Recentemente, com importante colaboração de pretas e pretos parasitas abrigados/as no corpo do Estado, foi lançado o Estatuto da (des)Igualdade Racial, que, por seu conteúdo rebaixado, desagradou até as organizações e militantes negros mais recuados.
O Estado é o organismo de dominação de uma classe sobre outra. Os poucos espaços que nos permitem ocupar nele existem somente pra dar a ele uma aparência de neutralidade. Pensar que se pode mudar o caráter do Estado burguês por dentro dele próprio é tão ingênuo quanto acreditar que se pode transformar a Rede Globo aceitando dela um papel no programa Malhação. O Estado é um fato e sua existência independe da nossa vontade, eu sei. Por isso precisamos estar unidos, organizados e em luta permanente para pressioná-lo rumo às nossas conquistas parciais/imediatas, até a “luta final”, e não nos dispersarmos em disputas eleitoreiras que nos contemplarão, no máximo, com algumas concessões.
Não sabemos se
hoje teríamos uma nação justa sem a dominação de uma classe sobre a outra, de uma raça sobre as outras, de um gênero sobre o outro caso aqui tivesse acontecido uma revolução negra ao invés da lei Áurea. Certeza só temos é de que a abolição realizada pelas instituições do Estado serviu para manter o povo preto no patamar mais baixo da sociedade.
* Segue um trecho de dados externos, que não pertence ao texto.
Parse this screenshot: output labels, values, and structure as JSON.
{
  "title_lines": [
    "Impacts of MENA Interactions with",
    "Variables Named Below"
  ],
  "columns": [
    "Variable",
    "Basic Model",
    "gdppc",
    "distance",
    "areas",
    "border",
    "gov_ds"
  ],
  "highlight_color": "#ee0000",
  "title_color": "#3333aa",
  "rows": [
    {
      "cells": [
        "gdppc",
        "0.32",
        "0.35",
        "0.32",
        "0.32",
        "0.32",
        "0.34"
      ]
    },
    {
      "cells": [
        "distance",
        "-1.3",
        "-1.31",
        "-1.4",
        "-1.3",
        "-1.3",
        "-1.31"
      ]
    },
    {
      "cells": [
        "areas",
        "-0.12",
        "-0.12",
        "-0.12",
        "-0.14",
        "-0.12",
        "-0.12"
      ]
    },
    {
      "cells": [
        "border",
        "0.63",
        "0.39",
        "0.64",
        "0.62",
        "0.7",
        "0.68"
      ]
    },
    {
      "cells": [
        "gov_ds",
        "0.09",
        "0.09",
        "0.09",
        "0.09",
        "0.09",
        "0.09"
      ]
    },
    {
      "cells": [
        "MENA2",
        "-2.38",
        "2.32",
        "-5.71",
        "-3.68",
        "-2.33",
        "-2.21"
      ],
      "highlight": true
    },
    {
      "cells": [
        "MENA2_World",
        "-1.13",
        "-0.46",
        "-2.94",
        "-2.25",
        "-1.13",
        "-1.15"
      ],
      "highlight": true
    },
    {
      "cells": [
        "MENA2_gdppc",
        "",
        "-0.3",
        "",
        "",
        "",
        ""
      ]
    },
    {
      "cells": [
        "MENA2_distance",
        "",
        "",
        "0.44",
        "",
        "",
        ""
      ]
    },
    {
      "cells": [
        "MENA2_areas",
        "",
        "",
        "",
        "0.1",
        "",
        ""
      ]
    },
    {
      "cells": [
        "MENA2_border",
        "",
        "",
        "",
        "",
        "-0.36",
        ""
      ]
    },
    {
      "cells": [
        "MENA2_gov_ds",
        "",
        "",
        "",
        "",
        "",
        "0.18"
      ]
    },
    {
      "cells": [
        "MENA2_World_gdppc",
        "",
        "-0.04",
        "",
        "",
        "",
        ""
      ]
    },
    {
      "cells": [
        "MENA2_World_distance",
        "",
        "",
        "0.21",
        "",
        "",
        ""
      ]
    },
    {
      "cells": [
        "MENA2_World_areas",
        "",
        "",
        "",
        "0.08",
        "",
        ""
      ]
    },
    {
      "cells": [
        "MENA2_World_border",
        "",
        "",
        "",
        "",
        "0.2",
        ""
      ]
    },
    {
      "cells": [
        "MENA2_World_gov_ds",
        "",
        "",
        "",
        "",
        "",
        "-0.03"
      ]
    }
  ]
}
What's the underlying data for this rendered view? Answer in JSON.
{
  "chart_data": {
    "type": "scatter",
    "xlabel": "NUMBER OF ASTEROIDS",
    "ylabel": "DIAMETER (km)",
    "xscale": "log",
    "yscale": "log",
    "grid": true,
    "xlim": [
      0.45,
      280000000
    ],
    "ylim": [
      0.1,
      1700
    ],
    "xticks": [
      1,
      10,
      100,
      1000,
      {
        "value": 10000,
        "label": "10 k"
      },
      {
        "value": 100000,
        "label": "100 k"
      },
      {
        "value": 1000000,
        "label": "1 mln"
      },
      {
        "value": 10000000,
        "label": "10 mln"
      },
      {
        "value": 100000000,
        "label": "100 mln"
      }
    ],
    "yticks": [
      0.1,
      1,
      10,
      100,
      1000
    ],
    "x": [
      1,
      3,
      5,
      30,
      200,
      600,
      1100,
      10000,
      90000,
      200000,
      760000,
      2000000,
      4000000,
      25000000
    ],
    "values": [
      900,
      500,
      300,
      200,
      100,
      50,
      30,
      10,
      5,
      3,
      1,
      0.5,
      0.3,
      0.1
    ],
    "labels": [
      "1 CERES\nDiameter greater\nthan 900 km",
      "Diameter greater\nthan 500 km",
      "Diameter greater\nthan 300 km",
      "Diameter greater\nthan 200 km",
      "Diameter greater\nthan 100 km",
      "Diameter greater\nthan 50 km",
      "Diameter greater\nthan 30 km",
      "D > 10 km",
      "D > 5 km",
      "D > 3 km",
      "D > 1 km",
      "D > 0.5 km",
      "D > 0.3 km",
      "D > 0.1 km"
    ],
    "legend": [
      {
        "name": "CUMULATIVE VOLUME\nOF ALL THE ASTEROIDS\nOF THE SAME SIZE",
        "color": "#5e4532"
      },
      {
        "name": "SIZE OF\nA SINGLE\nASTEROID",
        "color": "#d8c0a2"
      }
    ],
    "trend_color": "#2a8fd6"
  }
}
Em Ngola Janga (também conhecida como Quilombo dos Palmares), maior símbolo da resistência preta brasileira, a traição era punida com morte. Por isso, seu líder Ganga Zumba foi assassinado ao trair o povo palmarino trocando a resistência por acordos com o Estado. E em seu lugar assumiu Zumbi, conhecido internacionalmente por comandar a resistência intransigente do povo de Ngola Janga. Não proponho que matemos os que trocam a nossa luta das ruas pela luta das urnas, mas cabe a nós pelo menos negar-lhes nossos votos, a eles e a todos que nos peçam.
Contra a democracia burguesa, só a revolução socialista.